Après l’introduction du maire, Sory Sidibé, le chef de mission du Collectif des Enseignants pour la Participation au Débat National a expliqué les motifs de l’organisation de cette rencontre, revenant sur l’historique de la constitution guinéenne. Mais, il a été stoppé par des membres du Front National pour la Défense de la Constitution (FNDC).

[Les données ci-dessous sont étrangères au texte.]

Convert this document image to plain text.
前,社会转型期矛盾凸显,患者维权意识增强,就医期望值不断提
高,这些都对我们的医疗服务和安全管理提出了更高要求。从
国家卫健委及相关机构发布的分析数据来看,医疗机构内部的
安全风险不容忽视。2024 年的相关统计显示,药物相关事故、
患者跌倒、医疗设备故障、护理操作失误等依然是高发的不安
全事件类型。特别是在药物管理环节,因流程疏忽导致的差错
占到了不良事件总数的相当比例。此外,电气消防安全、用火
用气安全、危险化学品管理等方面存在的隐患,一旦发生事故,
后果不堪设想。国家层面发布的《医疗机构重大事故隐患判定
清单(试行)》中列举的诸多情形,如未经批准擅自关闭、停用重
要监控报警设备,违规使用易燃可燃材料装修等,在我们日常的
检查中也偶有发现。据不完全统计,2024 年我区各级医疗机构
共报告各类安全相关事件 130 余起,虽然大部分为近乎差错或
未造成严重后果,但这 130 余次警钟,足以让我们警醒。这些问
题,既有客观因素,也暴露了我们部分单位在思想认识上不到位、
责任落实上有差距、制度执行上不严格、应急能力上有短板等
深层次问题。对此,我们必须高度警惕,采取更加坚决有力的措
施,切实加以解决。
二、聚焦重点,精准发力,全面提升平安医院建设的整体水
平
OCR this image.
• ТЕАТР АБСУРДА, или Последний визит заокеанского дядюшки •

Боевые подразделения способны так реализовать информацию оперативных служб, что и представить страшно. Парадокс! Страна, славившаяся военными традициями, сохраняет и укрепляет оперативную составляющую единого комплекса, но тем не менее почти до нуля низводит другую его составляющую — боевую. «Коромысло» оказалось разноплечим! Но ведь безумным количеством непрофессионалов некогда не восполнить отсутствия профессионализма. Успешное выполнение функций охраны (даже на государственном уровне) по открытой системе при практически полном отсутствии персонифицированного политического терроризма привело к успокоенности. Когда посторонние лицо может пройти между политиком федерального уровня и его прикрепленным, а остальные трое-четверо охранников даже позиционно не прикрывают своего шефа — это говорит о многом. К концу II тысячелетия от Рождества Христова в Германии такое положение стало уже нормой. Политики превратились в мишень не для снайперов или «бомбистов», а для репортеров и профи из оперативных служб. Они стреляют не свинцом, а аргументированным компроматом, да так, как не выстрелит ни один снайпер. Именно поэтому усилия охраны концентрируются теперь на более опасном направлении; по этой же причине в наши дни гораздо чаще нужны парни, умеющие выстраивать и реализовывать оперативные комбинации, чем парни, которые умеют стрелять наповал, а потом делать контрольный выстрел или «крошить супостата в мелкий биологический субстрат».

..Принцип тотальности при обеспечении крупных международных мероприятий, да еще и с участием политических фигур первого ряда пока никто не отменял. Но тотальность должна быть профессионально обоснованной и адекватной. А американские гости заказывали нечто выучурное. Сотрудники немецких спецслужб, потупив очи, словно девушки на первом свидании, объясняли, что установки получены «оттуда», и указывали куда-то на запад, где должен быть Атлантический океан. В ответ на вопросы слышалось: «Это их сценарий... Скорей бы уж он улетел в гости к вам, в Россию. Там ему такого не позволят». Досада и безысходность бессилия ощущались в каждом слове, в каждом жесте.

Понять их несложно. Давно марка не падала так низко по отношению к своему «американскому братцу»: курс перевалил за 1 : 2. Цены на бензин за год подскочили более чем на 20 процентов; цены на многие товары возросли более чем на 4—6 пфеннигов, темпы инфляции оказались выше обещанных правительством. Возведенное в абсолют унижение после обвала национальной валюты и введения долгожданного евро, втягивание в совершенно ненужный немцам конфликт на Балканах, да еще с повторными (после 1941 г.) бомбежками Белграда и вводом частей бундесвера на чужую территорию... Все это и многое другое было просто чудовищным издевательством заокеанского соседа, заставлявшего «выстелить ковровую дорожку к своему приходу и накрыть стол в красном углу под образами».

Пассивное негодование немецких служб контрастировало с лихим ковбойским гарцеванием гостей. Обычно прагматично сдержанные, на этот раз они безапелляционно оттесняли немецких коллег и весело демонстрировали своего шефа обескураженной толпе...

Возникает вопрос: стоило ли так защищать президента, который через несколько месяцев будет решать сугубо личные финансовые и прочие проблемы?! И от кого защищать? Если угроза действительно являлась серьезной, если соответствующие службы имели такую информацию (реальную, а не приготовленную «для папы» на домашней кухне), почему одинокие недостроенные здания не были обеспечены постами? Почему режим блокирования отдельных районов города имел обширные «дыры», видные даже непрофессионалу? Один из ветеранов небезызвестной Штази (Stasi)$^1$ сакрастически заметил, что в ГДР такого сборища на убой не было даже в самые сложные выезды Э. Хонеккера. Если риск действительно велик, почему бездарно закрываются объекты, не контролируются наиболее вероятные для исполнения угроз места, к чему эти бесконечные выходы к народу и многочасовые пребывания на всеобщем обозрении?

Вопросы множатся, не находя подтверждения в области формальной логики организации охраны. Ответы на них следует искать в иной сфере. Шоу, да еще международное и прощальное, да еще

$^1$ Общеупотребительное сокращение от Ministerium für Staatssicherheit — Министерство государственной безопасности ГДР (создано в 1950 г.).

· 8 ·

« Les gens sont surpris ici, parce que nous, nous pensions que cette cérémonie visait à présenter le nouveau préfet de Boffa à la population. Mais, à notre fort étonnement, on trouve qu’il s’agit d’un débat sur le changement de la constitution. Nouvelle constitution, référendum, troisième mandat, nous on ne parle pas de ça ici, on ne veut pas de ce débat. Pliez vos bagages et partez ! », a lancé un membre du FNDC.

Ensuite, plusieurs jeunes, dont certains sont habillés aux couleurs du Front National pour la Défense de la Constitution, ont envahi les lieux. Ils ont procédé à des jets de pierres, provoquant la débandade. Ce qui a empêché la tenue du débat voulu par les organisateurs.

Les consultations sur le projet de nouvelle constitution initiées par le président Alpha Condé ont démarré hier à Conakry. Le Premier ministre, qui conduit les travaux, va rencontrer l’Assemblée nationale demain, jeudi. Mais le FNDC, mouvement composé des partis d’opposition, de structures de la société civile, de syndicats, d’artistes… a déjà annoncé qu’il ne participera à ce débat. Pour le front opposé au projet de nouvelle constitution, il n’est pas question de débattre de cette question.